Contractures are common complications of a stroke. The spatial location of the increased stiffness among plantar flexors and its variability among survivors remain unknown. This study assessed the mechanical properties of the lower leg muscles in stroke survivors during passive dorsiflexions. Stiffness was estimated through the measurement of the shear modulus. Two experiments were independently conducted, in which participants lay supine: with the knee extended ( experiment 1, n = 13 stroke survivors and n = 13 controls), or with the knee flexed at 90° ( experiment 2, n = 14 stroke survivors and n = 14 controls). The shear modulus of plantar flexors [gastrocnemius medialis (three locations), gastrocnemius lateralis (three locations), soleus (two locations), flexor digitorum longus, flexor hallucis longus), peroneus longus] and dorsiflexors (tibialis anterior and extensor digitorum longus) was measured using ultrasound shear wave elastography during passive dorsiflexions (2°/s). At the same ankle angle, stroke survivors displayed higher shear modulus than controls for gastrocnemius medialis and gastrocnemius lateralis (knee extended) and soleus (knee flexed). Very low shear modulus was found for the other muscles. The adjustment for muscle slack angle suggested that the increased shear modulus was arising from consequences of contractures. The stiffness distribution between muscles was consistent across participants with the highest shear modulus reported for the most distal regions of gastrocnemius medialis (knee extended) and soleus (knee flexed). These results provide a better appreciation of stiffness locations among plantar flexors of stroke survivors and can provide evidence for the implementation of clinical trials to evaluate targeted interventions applied on these specific muscle regions. NEW & NOTEWORTHY The shear modulus of 13 muscle regions was assessed in stroke patients using elastography. When compared with controls, shear modulus was increased in the gastrocnemius muscle (GM) when the knee was extended and in the soleus (SOL) when the knee was flexed. The distal regions of GM and SOL were the most affected. These changes were consistent in all the stroke patients, suggesting that the regions are a potential source of the increase in joint stiffness.

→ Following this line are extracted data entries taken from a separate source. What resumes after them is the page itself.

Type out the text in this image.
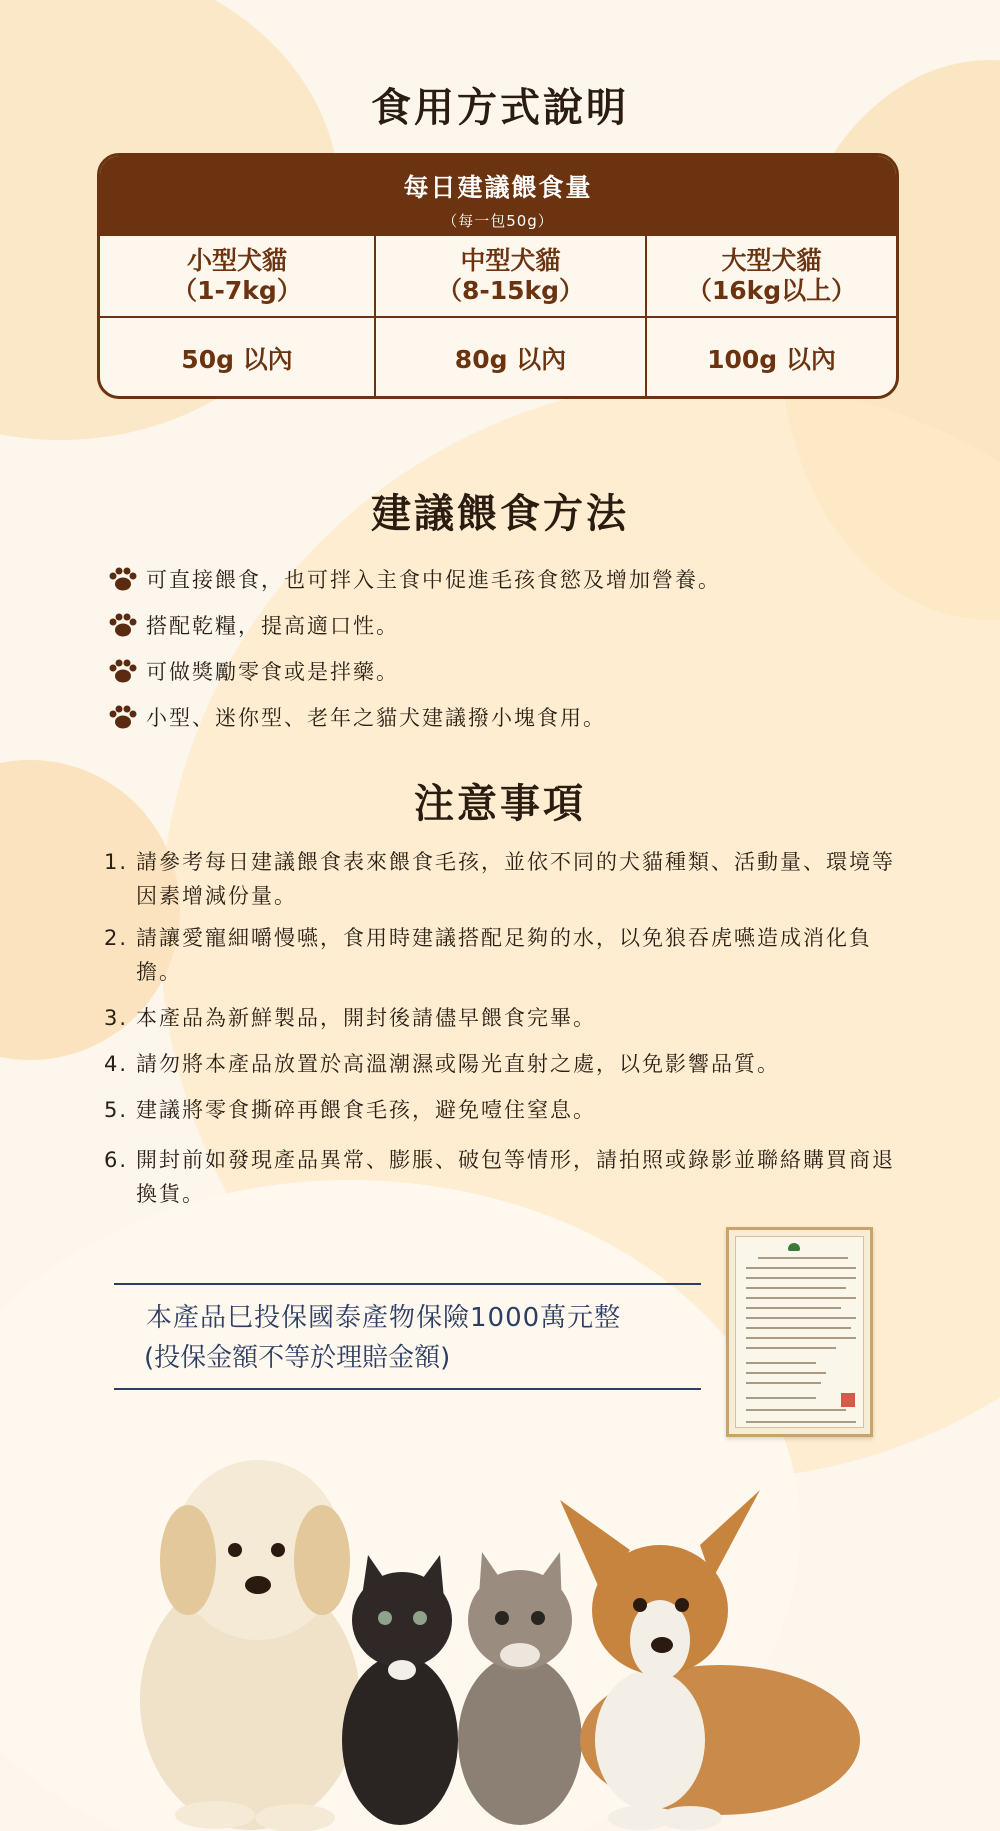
食用方式說明
每日建議餵食量
（每一包50g）
小型犬貓
（1-7kg）
中型犬貓
（8-15kg）
大型犬貓
（16kg以上）
50g 以內	80g 以內	100g 以內
建議餵食方法
可直接餵食，也可拌入主食中促進毛孩食慾及增加營養。
搭配乾糧，提高適口性。
可做獎勵零食或是拌藥。
小型、迷你型、老年之貓犬建議撥小塊食用。
注意事項
1. 請參考每日建議餵食表來餵食毛孩，並依不同的犬貓種類、活動量、環境等因素增減份量。
2. 請讓愛寵細嚼慢嚥，食用時建議搭配足夠的水，以免狼吞虎嚥造成消化負擔。
3. 本產品為新鮮製品，開封後請儘早餵食完畢。
4. 請勿將本產品放置於高溫潮濕或陽光直射之處，以免影響品質。
5. 建議將零食撕碎再餵食毛孩，避免噎住窒息。
6. 開封前如發現產品異常、膨脹、破包等情形，請拍照或錄影並聯絡購買商退換貨。
本產品巳投保國泰產物保險1000萬元整
(投保金額不等於理賠金額)
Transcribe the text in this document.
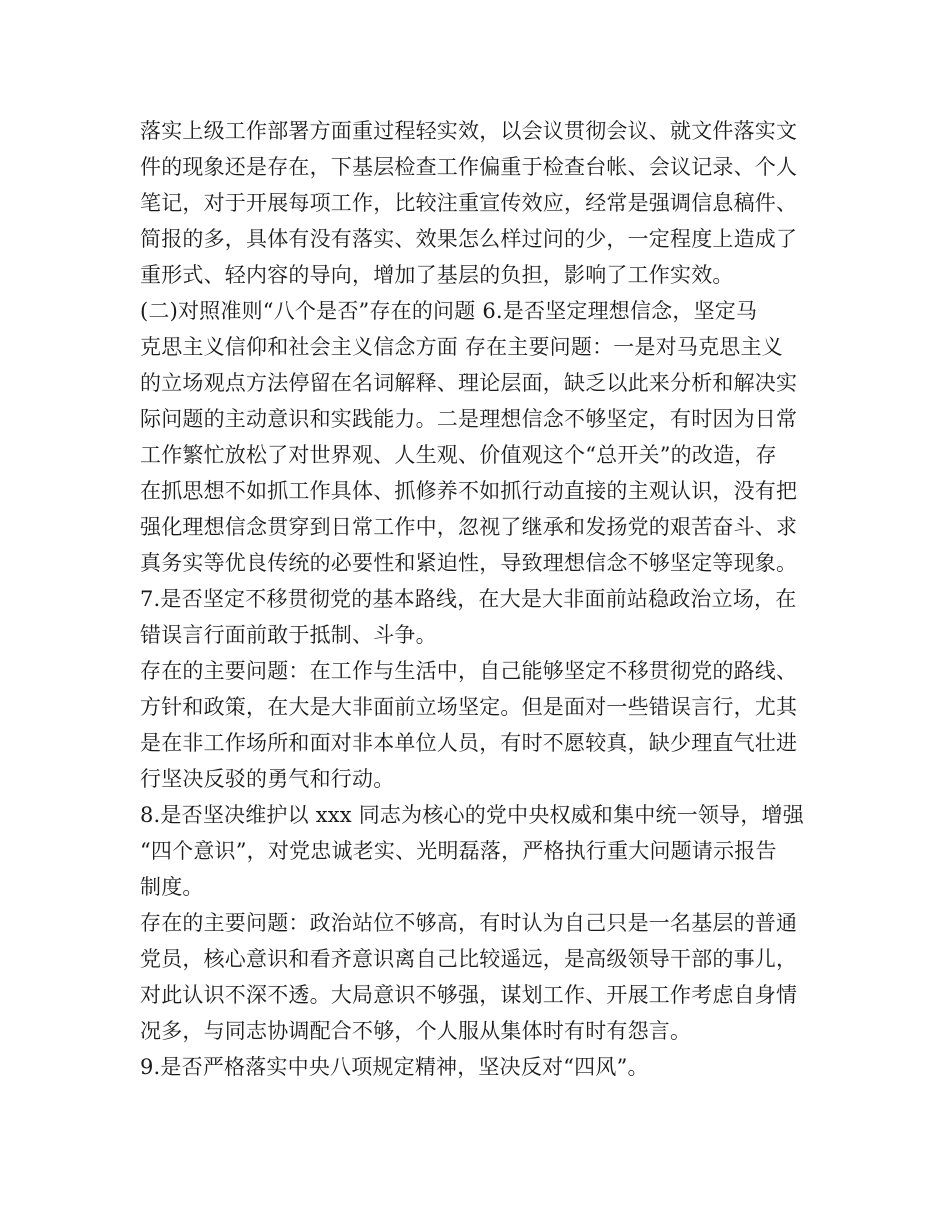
落实上级工作部署方面重过程轻实效，以会议贯彻会议、就文件落实文
件的现象还是存在，下基层检查工作偏重于检查台帐、会议记录、个人
笔记，对于开展每项工作，比较注重宣传效应，经常是强调信息稿件、
简报的多，具体有没有落实、效果怎么样过问的少，一定程度上造成了
重形式、轻内容的导向，增加了基层的负担，影响了工作实效。
(二)对照准则“八个是否”存在的问题 6.是否坚定理想信念，坚定马
克思主义信仰和社会主义信念方面 存在主要问题：一是对马克思主义
的立场观点方法停留在名词解释、理论层面，缺乏以此来分析和解决实
际问题的主动意识和实践能力。二是理想信念不够坚定，有时因为日常
工作繁忙放松了对世界观、人生观、价值观这个“总开关”的改造，存
在抓思想不如抓工作具体、抓修养不如抓行动直接的主观认识，没有把
强化理想信念贯穿到日常工作中，忽视了继承和发扬党的艰苦奋斗、求
真务实等优良传统的必要性和紧迫性，导致理想信念不够坚定等现象。
7.是否坚定不移贯彻党的基本路线，在大是大非面前站稳政治立场，在
错误言行面前敢于抵制、斗争。
存在的主要问题：在工作与生活中，自己能够坚定不移贯彻党的路线、
方针和政策，在大是大非面前立场坚定。但是面对一些错误言行，尤其
是在非工作场所和面对非本单位人员，有时不愿较真，缺少理直气壮进
行坚决反驳的勇气和行动。
8.是否坚决维护以 xxx 同志为核心的党中央权威和集中统一领导，增强
“四个意识”，对党忠诚老实、光明磊落，严格执行重大问题请示报告
制度。
存在的主要问题：政治站位不够高，有时认为自己只是一名基层的普通
党员，核心意识和看齐意识离自己比较遥远，是高级领导干部的事儿，
对此认识不深不透。大局意识不够强，谋划工作、开展工作考虑自身情
况多，与同志协调配合不够，个人服从集体时有时有怨言。
9.是否严格落实中央八项规定精神，坚决反对“四风”。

挛缩是中风的常见并发症。跖屈肌中僵硬的空间位置及其在幸存者中的可变性仍然未知。本研究评估了中风幸存者在被动背屈过程中小腿肌肉的力学特性。通过测量剪切模量来估计僵硬程度。在两个独立的实验中,参与者仰卧:膝关节伸展(实验 1,n = 13 名中风幸存者和 n = 13 名对照)或膝关节弯曲 90°(实验 2,n = 14 名中风幸存者和 n = 14 名对照)。使用超声剪切波弹性成像测量跖屈肌(腓肠肌内侧(三个部位)、腓肠肌外侧(三个部位)、比目鱼肌(两个部位)、趾长屈肌、长屈肌)和背屈肌(胫骨前肌和趾长伸肌)在被动背屈(2°/s)过程中的剪切模量。在相同的踝关节角度下,与对照组相比,中风幸存者的腓肠肌内侧和外侧(膝关节伸展)和比目鱼肌(膝关节弯曲)的剪切模量更高。其他肌肉的剪切模量非常低。对肌肉松弛角度的调整表明,增加的剪切模量是挛缩的后果。肌肉之间的僵硬分布在参与者之间是一致的,报告的最高剪切模量出现在腓肠肌内侧的最远端区域(膝关节伸展)和比目鱼肌(膝关节弯曲)。这些结果更好地了解了中风幸存者跖屈肌的僵硬位置,并为实施临床试验提供了证据,以评估针对这些特定肌肉区域的靶向干预措施。新的和值得注意的是,使用弹性成像评估了 13 个肌肉区域中风患者的剪切模量。与对照组相比,当膝关节伸展时,腓肠肌(GM)的剪切模量增加,当膝关节弯曲时,比目鱼肌(SOL)的剪切模量增加。GM 和 SOL 的远端区域受影响最大。这些变化在所有中风患者中都是一致的,表明这些区域是关节僵硬增加的潜在来源。